Манди коснулась безжизненной руки матери. Маленькая, меньше ее собственной, с крошечными, почти детскими пальчиками… Стройное, гармоничное тело и прозрачная кожа странно контрастировали со вздутым животом, все еще заполненным младенцем, который и убил ее. Повитухи сказали, что не было никакого смысла делать кесарево сечение — ребенок в таких обстоятельствах всегда погибает.

Глаза Манди были полны гнева и печали.

Занавеска поднялась, и Александр спокойно проскользнул во временную усыпальницу. Он выходил, пока женщины обмывали и обряжали покойницу. Теперь он присел рядом с Манди; его желто-карие глаза смотрели печально и устало. Манди отметила непроизвольно, что его дыхание — это чувствовалось в замкнутом пространстве — было чистым и свежим, свободным от винных паров. Рясу бенедиктинца он сменил на рубашку, шоссы и зеленую тунику, сшитую Клеменс еще весной.

Манди сглотнула ком, стеснявший дыхание, и, откинув крышку дорожного ларца, стоявшего у смертного одра, достала золотой крест с аметистами.

— Вчера мы с ней говорили о том, что впредь будем жить под надежной крышей, — бормотала девушка безутешно, возвращая драгоценность ему. — Она смеялась и была исполнена надежд…

Александр надел шнурок на шею и спрятал крест под рубаху.

Затем протянул руку и возле смертного одра матери прикоснулся к теплой ладони ее дочери.
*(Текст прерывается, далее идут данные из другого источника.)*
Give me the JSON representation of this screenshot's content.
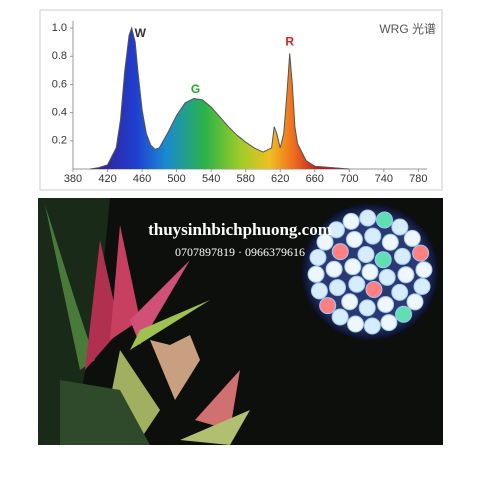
{
  "chart_data": {
    "type": "area",
    "legend_text": "WRG 光谱",
    "x": [
      400,
      410,
      420,
      430,
      435,
      440,
      445,
      448,
      452,
      455,
      460,
      465,
      470,
      475,
      480,
      490,
      500,
      510,
      520,
      530,
      540,
      550,
      560,
      570,
      580,
      590,
      600,
      610,
      613,
      616,
      620,
      624,
      628,
      631,
      634,
      637,
      640,
      645,
      650,
      655,
      660,
      680,
      700
    ],
    "values": [
      0,
      0.01,
      0.03,
      0.15,
      0.35,
      0.7,
      0.95,
      1.0,
      0.9,
      0.7,
      0.42,
      0.25,
      0.17,
      0.14,
      0.15,
      0.26,
      0.38,
      0.47,
      0.5,
      0.49,
      0.44,
      0.37,
      0.3,
      0.24,
      0.19,
      0.15,
      0.12,
      0.15,
      0.3,
      0.25,
      0.15,
      0.25,
      0.55,
      0.82,
      0.6,
      0.3,
      0.18,
      0.12,
      0.06,
      0.04,
      0.02,
      0.01,
      0
    ],
    "color": "#555555",
    "xlim": [
      380,
      790
    ],
    "ylim": [
      0,
      1.05
    ],
    "xticks": [
      380,
      420,
      460,
      500,
      540,
      580,
      620,
      660,
      700,
      740,
      780
    ],
    "yticks": [
      0.2,
      0.4,
      0.6,
      0.8,
      {
        "value": 1.0,
        "label": "1.0"
      }
    ],
    "annotations": [
      {
        "text": "W",
        "x": 458,
        "y": 0.96,
        "color": "#333333"
      },
      {
        "text": "G",
        "x": 522,
        "y": 0.56,
        "color": "#22aa22"
      },
      {
        "text": "R",
        "x": 631,
        "y": 0.9,
        "color": "#dd2222"
      }
    ]
  },
  "watermark": {
    "site": "thuysinhbichphuong.com",
    "phones": "0707897819 · 0966379616"
  }
}
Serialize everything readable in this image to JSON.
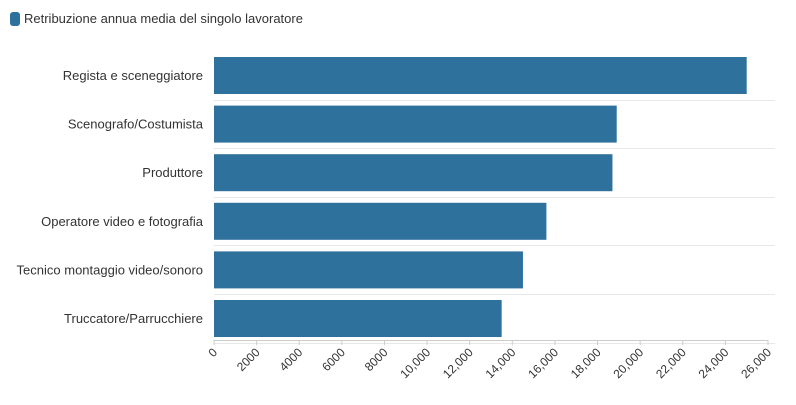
{
  "legend": {
    "label": "Retribuzione annua media del singolo lavoratore",
    "color": "#2f719d"
  },
  "chart_data": {
    "type": "bar",
    "orientation": "horizontal",
    "title": "",
    "xlabel": "",
    "ylabel": "",
    "categories": [
      "Regista e sceneggiatore",
      "Scenografo/Costumista",
      "Produttore",
      "Operatore video e fotografia",
      "Tecnico montaggio video/sonoro",
      "Truccatore/Parrucchiere"
    ],
    "series": [
      {
        "name": "Retribuzione annua media del singolo lavoratore",
        "values": [
          25000,
          18900,
          18700,
          15600,
          14500,
          13500
        ],
        "color": "#2f719d"
      }
    ],
    "xlim": [
      0,
      26000
    ],
    "xticks": [
      0,
      2000,
      4000,
      6000,
      8000,
      10000,
      12000,
      14000,
      16000,
      18000,
      20000,
      22000,
      24000,
      26000
    ],
    "xtick_labels": [
      "0",
      "2000",
      "4000",
      "6000",
      "8000",
      "10,000",
      "12,000",
      "14,000",
      "16,000",
      "18,000",
      "20,000",
      "22,000",
      "24,000",
      "26,000"
    ],
    "grid": true,
    "legend_position": "top-left"
  }
}
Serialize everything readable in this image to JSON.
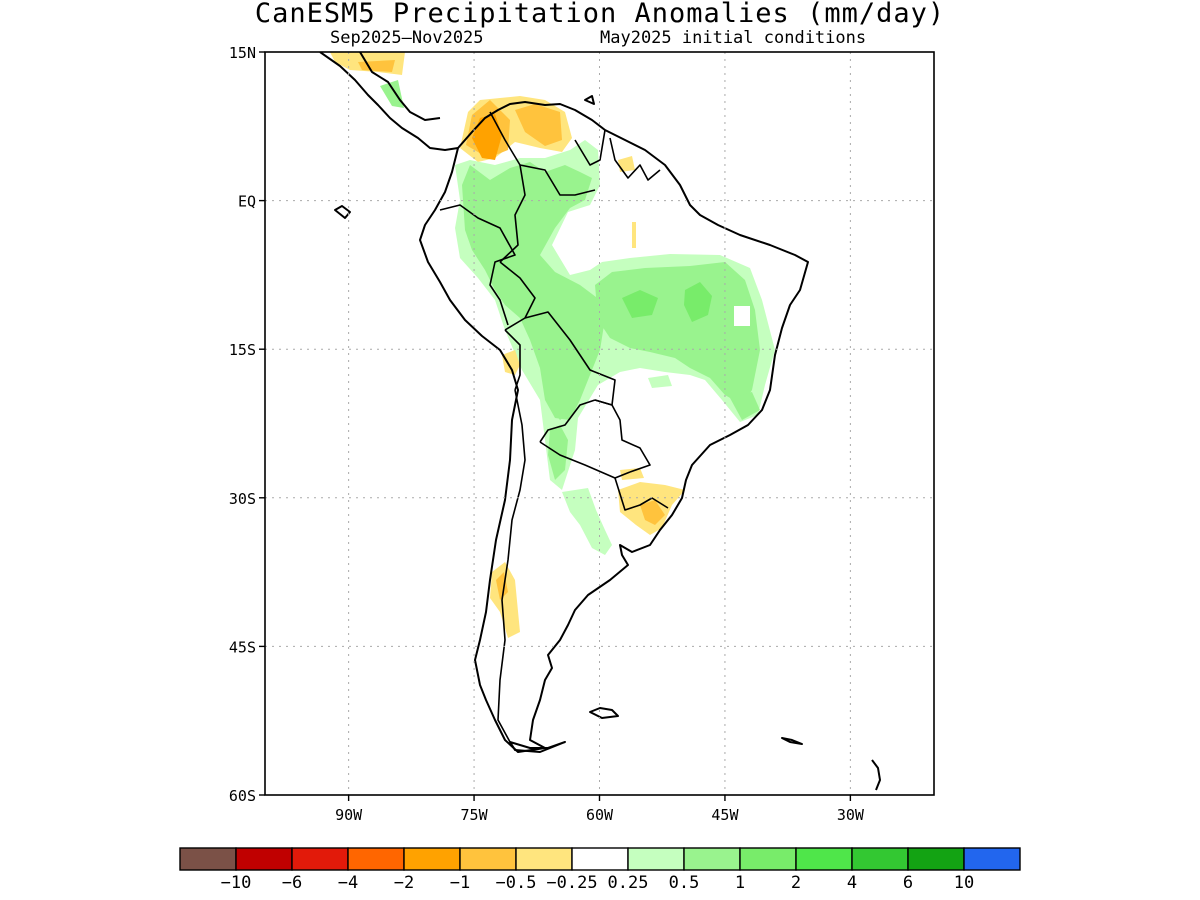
{
  "title": "CanESM5 Precipitation Anomalies (mm/day)",
  "subtitle_left": "Sep2025–Nov2025",
  "subtitle_right": "May2025 initial conditions",
  "map": {
    "region": "South America",
    "lon_range": [
      -100,
      -20
    ],
    "lat_range": [
      -60,
      15
    ],
    "grid": true,
    "lat_ticks": [
      {
        "value": 15,
        "label": "15N"
      },
      {
        "value": 0,
        "label": "EQ"
      },
      {
        "value": -15,
        "label": "15S"
      },
      {
        "value": -30,
        "label": "30S"
      },
      {
        "value": -45,
        "label": "45S"
      },
      {
        "value": -60,
        "label": "60S"
      }
    ],
    "lon_ticks": [
      {
        "value": -90,
        "label": "90W"
      },
      {
        "value": -75,
        "label": "75W"
      },
      {
        "value": -60,
        "label": "60W"
      },
      {
        "value": -45,
        "label": "45W"
      },
      {
        "value": -30,
        "label": "30W"
      }
    ]
  },
  "colorbar": {
    "colors": [
      "#7b5147",
      "#c00000",
      "#e21a0a",
      "#ff6600",
      "#ffa200",
      "#ffc33d",
      "#ffe57e",
      "#ffffff",
      "#c5ffbf",
      "#99f38e",
      "#78ec6a",
      "#4fe64a",
      "#33c832",
      "#13a313",
      "#2266ee"
    ],
    "labels": [
      "−10",
      "−6",
      "−4",
      "−2",
      "−1",
      "−0.5",
      "−0.25",
      "0.25",
      "0.5",
      "1",
      "2",
      "4",
      "6",
      "10"
    ]
  }
}
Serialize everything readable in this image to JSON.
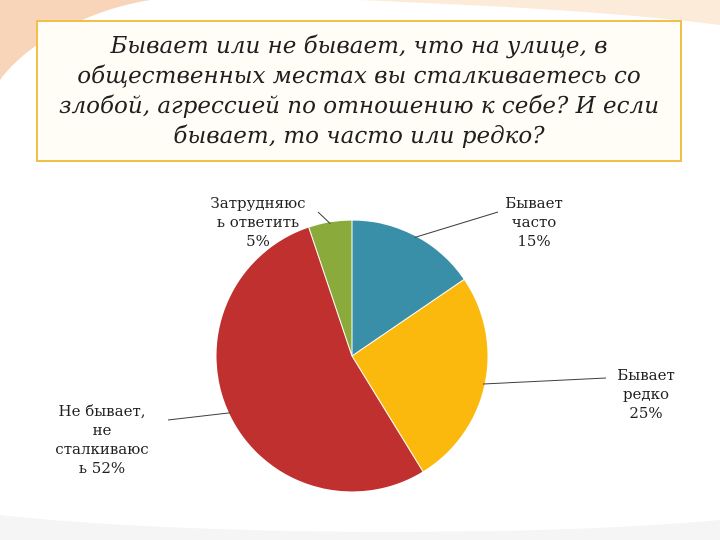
{
  "title": "Бывает или не бывает, что на улице, в общественных местах вы сталкиваетесь со злобой, агрессией по отношению к себе? И если бывает, то часто или редко?",
  "chart_data": {
    "type": "pie",
    "title": "Бывает или не бывает, что на улице, в общественных местах вы сталкиваетесь со злобой, агрессией по отношению к себе? И если бывает, то часто или редко?",
    "slices": [
      {
        "label_lines": [
          "Бывает",
          "часто",
          "15%"
        ],
        "value": 15,
        "color": "#3a8fa8"
      },
      {
        "label_lines": [
          "Бывает",
          "редко",
          "25%"
        ],
        "value": 25,
        "color": "#fbb90e"
      },
      {
        "label_lines": [
          "Не бывает,",
          "не",
          "сталкиваюс",
          "ь 52%"
        ],
        "value": 52,
        "color": "#c0302f"
      },
      {
        "label_lines": [
          "Затрудняюс",
          "ь ответить",
          "5%"
        ],
        "value": 5,
        "color": "#8aab3c"
      }
    ]
  }
}
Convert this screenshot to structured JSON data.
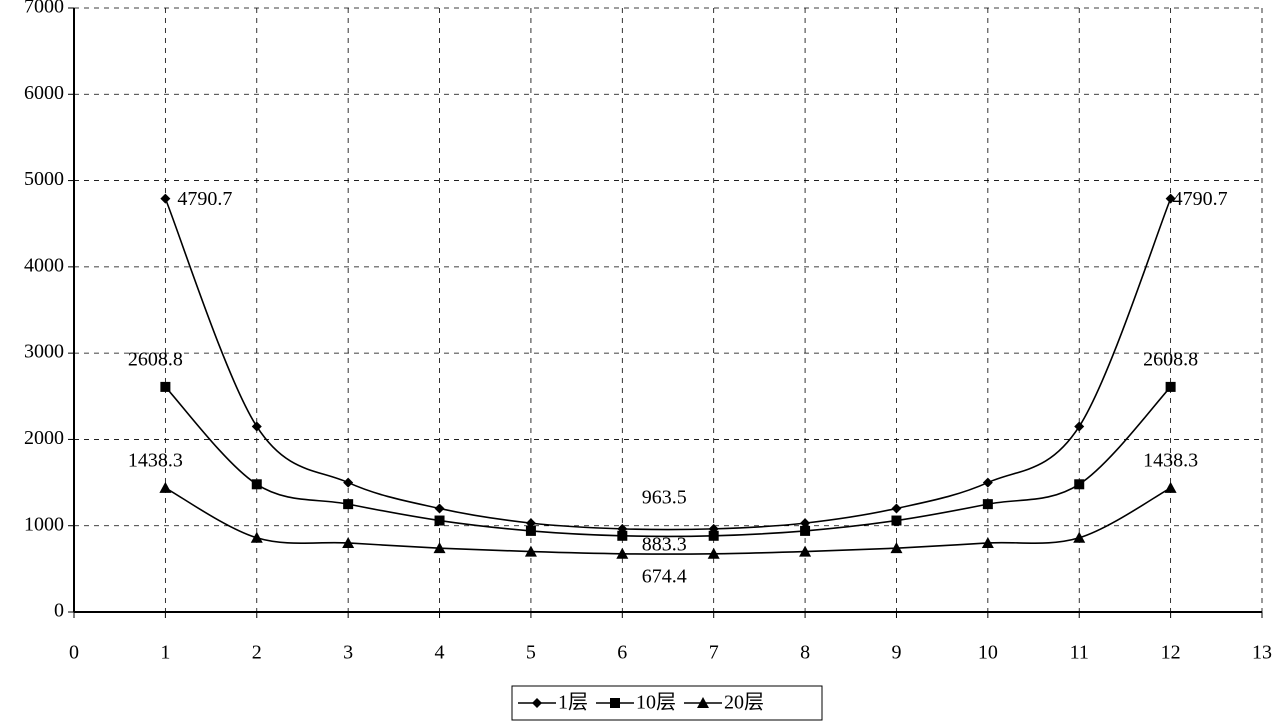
{
  "chart_data": {
    "type": "line",
    "x": [
      1,
      2,
      3,
      4,
      5,
      6,
      7,
      8,
      9,
      10,
      11,
      12
    ],
    "series": [
      {
        "name": "1层",
        "color": "#000000",
        "marker": "diamond",
        "values": [
          4790.7,
          2150,
          1500,
          1200,
          1030,
          963.5,
          963.5,
          1030,
          1200,
          1500,
          2150,
          4790.7
        ],
        "value_labels": [
          "4790.7",
          null,
          null,
          null,
          null,
          "963.5",
          null,
          null,
          null,
          null,
          null,
          "4790.7"
        ]
      },
      {
        "name": "10层",
        "color": "#000000",
        "marker": "square",
        "values": [
          2608.8,
          1480,
          1250,
          1060,
          940,
          883.3,
          883.3,
          940,
          1060,
          1250,
          1480,
          2608.8
        ],
        "value_labels": [
          "2608.8",
          null,
          null,
          null,
          null,
          "883.3",
          null,
          null,
          null,
          null,
          null,
          "2608.8"
        ]
      },
      {
        "name": "20层",
        "color": "#000000",
        "marker": "triangle",
        "values": [
          1438.3,
          860,
          800,
          740,
          700,
          674.4,
          674.4,
          700,
          740,
          800,
          860,
          1438.3
        ],
        "value_labels": [
          "1438.3",
          null,
          null,
          null,
          null,
          "674.4",
          null,
          null,
          null,
          null,
          null,
          "1438.3"
        ]
      }
    ],
    "xlim": [
      0,
      13
    ],
    "xticks": [
      0,
      1,
      2,
      3,
      4,
      5,
      6,
      7,
      8,
      9,
      10,
      11,
      12,
      13
    ],
    "ylim": [
      0,
      7000
    ],
    "yticks": [
      0,
      1000,
      2000,
      3000,
      4000,
      5000,
      6000,
      7000
    ],
    "grid": true,
    "smooth": true,
    "legend": "bottom"
  }
}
— Ну почему она не смогла получить то, что хотела? Почему ее забрали на небеса? Неужели Господь Бог столь ревнив? — Она смотрела Александру в глаза, требуя ответа.

Он молча покачал головой. Зачем говорить, что он не священник, что произошедшее несправедливо и жестоко? Ничто сейчас не ослабит ее боль. И Александр просто сидел рядом с нею; и вот уже ночь перетекла в рассвет, и первые аккорды утреннего хорала зазвучали над лагерем турнирщиков, возвещая наступление нового дня.

Когда Манди забрала руку у юноши, глаза ее были сухи.

— Эта жизнь убивает и калечит всех, кто живет ею, — сказала она горько и продолжила с выражением мрачной решимости. — Но меня она не убьет.